After liberating Jeremiah from responsible adults who love him, Sarah wastes no time immersing him in the murky depths of the drug, sex and kicks-fueled low life. Most of Jeremiah and Sarah’s life together consists of him looking like he’d like to disappear, perhaps permanently, while his mother has degrading sex with an endless series of one-night-stands, each seemingly worse than the last within earshot of her traumatized son. Jeremiah is robbed of a childhood and introduced to everything much too early: drugs, sex, prostitution, violence.
When Jeremiah goes to live with stern, harsh God-fearing grandparents played by Peter Fonda and Ornella Muti, he simply trades one form of abuse and repression for another. When his mom pops back into his life a few years later when he’s ministering to the public as a street-corner preacher like a miniature Marjoe Gortner things go from unbelievably, unbearably, almost inconceivably terrible to even worse.
Sarah stops having awful sex with the dregs of humanity for free and begins having sex with them in exchange for drugs or money. She has Jeremiah dress up in drag and pretend to be her sister so that Jeremiah can join the family business selling sex at truck stops. At various points in this oddly star-studded affair, poor Jeremiah is sexually assaulted by a pre-stardom Jeremy Renner and a post-superstardom Marilyn Manson.
When I first saw The Heart is Deceitful Above All Things it resonated with me as someone who survived a brutal childhood where I had to grow up fast and learn how to take care of myself. I watched it again in the long, sad, shadow of #MeToo and Bennett’s allegations but I also saw it through the prism of my own fatherhood.
Maybe it’s just me but I cannot see a child suffer onscreen without projecting that pain and anguish onto my own children, without wondering how devastated I would be if it were happening to my boys. On that level, The Heart is Deceitful Above All Things is less a grim melodrama about life in the gutter than a horror film about the spiritual ugliness of adults and their unconscionable capacity for abusing the most vulnerable among us.
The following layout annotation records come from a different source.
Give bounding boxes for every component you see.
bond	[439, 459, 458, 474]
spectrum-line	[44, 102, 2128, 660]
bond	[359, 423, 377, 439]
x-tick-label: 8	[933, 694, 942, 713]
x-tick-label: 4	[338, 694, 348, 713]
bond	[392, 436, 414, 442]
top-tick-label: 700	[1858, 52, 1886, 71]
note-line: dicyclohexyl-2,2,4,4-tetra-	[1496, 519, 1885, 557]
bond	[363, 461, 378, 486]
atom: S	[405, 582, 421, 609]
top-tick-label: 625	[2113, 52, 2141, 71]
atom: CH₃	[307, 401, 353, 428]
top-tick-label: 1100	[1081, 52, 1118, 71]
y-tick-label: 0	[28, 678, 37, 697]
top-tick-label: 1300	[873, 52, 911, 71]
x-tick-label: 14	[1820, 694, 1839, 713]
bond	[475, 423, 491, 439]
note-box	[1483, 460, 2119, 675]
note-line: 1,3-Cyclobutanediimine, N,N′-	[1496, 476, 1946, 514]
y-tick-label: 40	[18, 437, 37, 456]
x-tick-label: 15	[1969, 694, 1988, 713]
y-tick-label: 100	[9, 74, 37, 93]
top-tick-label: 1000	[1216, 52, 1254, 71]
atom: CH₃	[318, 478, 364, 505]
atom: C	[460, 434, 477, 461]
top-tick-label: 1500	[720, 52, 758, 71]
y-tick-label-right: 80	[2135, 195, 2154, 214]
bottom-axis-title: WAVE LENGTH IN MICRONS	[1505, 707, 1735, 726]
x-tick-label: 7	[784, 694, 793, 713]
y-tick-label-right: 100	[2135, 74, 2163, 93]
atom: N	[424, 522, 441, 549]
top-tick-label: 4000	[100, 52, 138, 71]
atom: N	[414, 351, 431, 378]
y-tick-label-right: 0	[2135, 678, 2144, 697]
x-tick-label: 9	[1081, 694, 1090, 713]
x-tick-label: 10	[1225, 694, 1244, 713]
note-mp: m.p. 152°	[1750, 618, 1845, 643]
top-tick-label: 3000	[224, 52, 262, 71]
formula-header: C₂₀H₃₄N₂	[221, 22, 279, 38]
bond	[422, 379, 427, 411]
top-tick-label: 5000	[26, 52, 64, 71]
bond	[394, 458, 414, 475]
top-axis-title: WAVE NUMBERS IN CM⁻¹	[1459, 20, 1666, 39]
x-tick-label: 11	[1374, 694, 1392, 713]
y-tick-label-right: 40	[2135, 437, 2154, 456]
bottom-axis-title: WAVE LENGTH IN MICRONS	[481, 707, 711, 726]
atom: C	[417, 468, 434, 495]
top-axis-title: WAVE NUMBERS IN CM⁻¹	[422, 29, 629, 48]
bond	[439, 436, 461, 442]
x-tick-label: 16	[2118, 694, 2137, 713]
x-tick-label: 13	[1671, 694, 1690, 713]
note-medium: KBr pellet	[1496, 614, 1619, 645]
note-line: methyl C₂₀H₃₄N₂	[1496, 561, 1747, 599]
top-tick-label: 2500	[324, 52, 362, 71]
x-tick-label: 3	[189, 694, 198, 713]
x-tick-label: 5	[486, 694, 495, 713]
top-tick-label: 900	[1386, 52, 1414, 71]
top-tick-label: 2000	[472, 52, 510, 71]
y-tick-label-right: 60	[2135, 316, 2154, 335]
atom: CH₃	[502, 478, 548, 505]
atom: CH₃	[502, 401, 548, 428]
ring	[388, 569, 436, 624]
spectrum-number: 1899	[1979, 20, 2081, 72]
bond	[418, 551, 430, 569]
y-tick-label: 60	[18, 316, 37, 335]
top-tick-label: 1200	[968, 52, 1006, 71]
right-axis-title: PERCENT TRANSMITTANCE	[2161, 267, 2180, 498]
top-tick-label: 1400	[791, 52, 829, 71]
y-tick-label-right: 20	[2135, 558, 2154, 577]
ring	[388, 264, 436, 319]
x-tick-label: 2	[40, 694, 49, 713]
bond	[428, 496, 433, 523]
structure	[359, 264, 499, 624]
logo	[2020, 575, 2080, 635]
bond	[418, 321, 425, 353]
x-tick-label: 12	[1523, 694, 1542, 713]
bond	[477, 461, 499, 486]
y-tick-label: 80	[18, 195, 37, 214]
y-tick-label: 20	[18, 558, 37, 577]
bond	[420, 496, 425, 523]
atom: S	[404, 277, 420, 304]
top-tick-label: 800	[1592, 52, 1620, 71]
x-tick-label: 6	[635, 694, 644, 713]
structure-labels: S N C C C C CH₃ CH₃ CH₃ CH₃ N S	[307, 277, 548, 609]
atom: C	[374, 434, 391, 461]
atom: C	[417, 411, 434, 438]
In the early going, Argento, who also co-wrote the screenplay with Alessandro Magania, shoots extensively from the POV of Jeremiah to highlight his powerlessness. In doing so, Argento captures the way the world seems, and feels, impossibly vast when you’re a child, not to mention confusing, overwhelming and hard to navigate and understand.
When it comes to suffering, Job had nothing on Jeremiah. He’s a profoundly passive character cursed to forever react to life’s rampant cruelties and his mother’s indifference to his suffering because he has no power or agency of his own. My childhood was not as barbaric as the one depicted in The Heart is Deceitful Above All Things but a lot of it felt familiar all the same.
Much of Argento’s movie feels like poverty and misery porn. It’s a grim wallow through mankind at its ugliest but it gets many of the details of life at the bottom of the socioeconomic ladder right, like the bare walls and peeling paint in ugly motel rooms that seemingly have never been cleaned, that are dirty spiritually as well as as physically.
The Heart is Deceitful Above all Things conveys, on a visceral level, the sense of helplessness and vulnerability that comes with being a child abused and neglected by the people who are supposed to love and protect you. In its most vivid and powerful moments, it’s true to the emotional devastation that ensues when the selflessness inherent in being a good mother or father who puts their child’s needs above their own is replaced by the pathological, narcissistic selfishness of a parent prioritizing their own bleary, self-destructive, never-ending hunt for cheap thrills above all else, particularly the needs of children doomed to serve as collateral damage for their parents’ moral emptiness.
Even without the revelations regarding Leroy’s true identity and Bennett and Argento’s accusations of sexual assault against each other, The Heart is Deceitful Above All Things would still be a brutal watch. It’s even tougher now that the line separating the ugliness onscreen from the ugliness that was to come for Bennett and Argento has become so blurry that it’s hard to know where the pitch-black drama of abuse and degradation in the movie ends and the real-life tragedy begins.